Ana Axpe, artiste argentine d’origine basque établie à Genève depuis 1990 nous présente dans ses œuvres une certaine vue architecturale ; très critique cependant. SA travers son personnage fictionnel Adela Conti, apparu pour la première fois dans son travail en 1996, elle pastiche l’architecture outrancière de certains hauts lieux culturels.
Les bâtiments, construits pour attirer les plus grands chefs-d’œuvre, outrepassent souvent leur nature utilitaire au détriment de fonctions plus essentielles comme les conditions d’accrochages. Pour mettre en lumière ses critiques, Adela se costume et adapte ses tenues vestimentaires en fonction des courbes et des lignes des grands musées devant lesquelles elle pose. Pour elle, assortir ses vêtements aux formes de ces lieux prestigieux de l’art est un moyen de se les approprier.
Son travail sur ce thème est aujourd’hui plus que toujours d’actualité au vue de tous les projets pharaoniques et mégalomaniaques de musées et de fondations à travers le monde.
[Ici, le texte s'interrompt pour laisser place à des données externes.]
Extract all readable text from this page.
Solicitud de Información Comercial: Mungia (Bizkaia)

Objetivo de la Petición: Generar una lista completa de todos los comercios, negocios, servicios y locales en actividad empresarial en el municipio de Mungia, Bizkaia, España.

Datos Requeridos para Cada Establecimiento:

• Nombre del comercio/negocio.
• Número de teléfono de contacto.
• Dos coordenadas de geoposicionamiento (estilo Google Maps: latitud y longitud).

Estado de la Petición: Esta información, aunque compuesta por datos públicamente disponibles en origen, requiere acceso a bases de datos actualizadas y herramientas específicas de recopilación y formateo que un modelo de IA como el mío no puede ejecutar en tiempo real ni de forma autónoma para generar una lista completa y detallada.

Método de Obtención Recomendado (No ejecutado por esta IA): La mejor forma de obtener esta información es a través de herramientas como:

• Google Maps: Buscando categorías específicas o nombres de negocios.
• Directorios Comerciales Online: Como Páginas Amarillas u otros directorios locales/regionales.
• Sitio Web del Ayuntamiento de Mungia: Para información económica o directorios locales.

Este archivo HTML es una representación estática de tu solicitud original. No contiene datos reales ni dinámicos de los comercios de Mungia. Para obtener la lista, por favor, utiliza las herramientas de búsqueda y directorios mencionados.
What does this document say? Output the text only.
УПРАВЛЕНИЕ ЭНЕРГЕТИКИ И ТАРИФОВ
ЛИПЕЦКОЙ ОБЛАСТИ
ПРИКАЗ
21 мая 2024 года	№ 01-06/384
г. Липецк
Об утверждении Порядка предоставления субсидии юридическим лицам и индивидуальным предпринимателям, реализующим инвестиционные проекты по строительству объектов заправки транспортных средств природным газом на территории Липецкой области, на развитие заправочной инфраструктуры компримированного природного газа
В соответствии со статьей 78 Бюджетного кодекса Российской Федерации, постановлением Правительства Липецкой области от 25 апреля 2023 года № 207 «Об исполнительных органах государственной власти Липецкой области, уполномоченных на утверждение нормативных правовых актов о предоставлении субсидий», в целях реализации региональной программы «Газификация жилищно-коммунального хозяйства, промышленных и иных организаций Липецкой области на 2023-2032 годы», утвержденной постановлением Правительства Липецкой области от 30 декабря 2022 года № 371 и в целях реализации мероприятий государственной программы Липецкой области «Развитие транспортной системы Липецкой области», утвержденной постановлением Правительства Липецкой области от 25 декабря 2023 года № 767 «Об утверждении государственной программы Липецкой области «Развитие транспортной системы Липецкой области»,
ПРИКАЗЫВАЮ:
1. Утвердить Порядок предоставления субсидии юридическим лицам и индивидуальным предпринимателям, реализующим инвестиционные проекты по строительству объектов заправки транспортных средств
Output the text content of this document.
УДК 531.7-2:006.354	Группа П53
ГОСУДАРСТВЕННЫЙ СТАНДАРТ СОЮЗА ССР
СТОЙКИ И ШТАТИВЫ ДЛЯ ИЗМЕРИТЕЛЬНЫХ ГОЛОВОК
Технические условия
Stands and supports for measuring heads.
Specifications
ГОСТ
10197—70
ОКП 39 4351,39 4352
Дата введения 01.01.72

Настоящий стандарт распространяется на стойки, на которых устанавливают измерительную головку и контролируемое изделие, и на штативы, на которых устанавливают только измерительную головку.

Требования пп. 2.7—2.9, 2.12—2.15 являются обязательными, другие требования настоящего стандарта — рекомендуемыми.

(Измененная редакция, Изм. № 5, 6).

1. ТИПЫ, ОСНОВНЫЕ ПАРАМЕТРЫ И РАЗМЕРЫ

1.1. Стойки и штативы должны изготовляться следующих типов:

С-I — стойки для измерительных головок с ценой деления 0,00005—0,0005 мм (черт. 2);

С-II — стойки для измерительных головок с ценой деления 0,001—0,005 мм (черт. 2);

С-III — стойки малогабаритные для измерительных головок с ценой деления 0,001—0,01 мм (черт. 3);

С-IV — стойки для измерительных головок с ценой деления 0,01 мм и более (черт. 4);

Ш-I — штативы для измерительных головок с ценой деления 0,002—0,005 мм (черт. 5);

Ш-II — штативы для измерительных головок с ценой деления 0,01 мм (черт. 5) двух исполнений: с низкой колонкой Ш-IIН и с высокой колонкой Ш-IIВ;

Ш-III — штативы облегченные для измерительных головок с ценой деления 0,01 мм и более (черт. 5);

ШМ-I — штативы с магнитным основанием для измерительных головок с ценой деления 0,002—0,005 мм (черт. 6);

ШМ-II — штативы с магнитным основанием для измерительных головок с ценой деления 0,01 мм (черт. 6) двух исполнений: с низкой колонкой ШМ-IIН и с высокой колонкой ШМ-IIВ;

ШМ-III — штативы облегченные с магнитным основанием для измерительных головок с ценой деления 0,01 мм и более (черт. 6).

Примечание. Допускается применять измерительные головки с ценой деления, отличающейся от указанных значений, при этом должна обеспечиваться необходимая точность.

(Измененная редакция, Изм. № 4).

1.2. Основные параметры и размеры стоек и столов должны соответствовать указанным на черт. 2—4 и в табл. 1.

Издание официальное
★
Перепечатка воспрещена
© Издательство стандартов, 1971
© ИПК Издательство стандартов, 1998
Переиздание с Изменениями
Citons par exemple l’ouverture programmée de la fondation Louis Vuiton à Paris budgétée à 100 millions d’euros et confiée à Frank Gehry déjà auteur du musée Guggenheim de Bilbao.
Plusieurs prix et bourses ont déjà récompensés le travail d’Ana Axpe (trois fois lauréate du prix fédéral des Beaux-arts, l’atelier PSI de la confédération à New-York et en 2003 celui de Rome. Elle a également été mise en lumière lors d’une rétrospective sur son travail au Kunstmuseum de Soleure en 2002.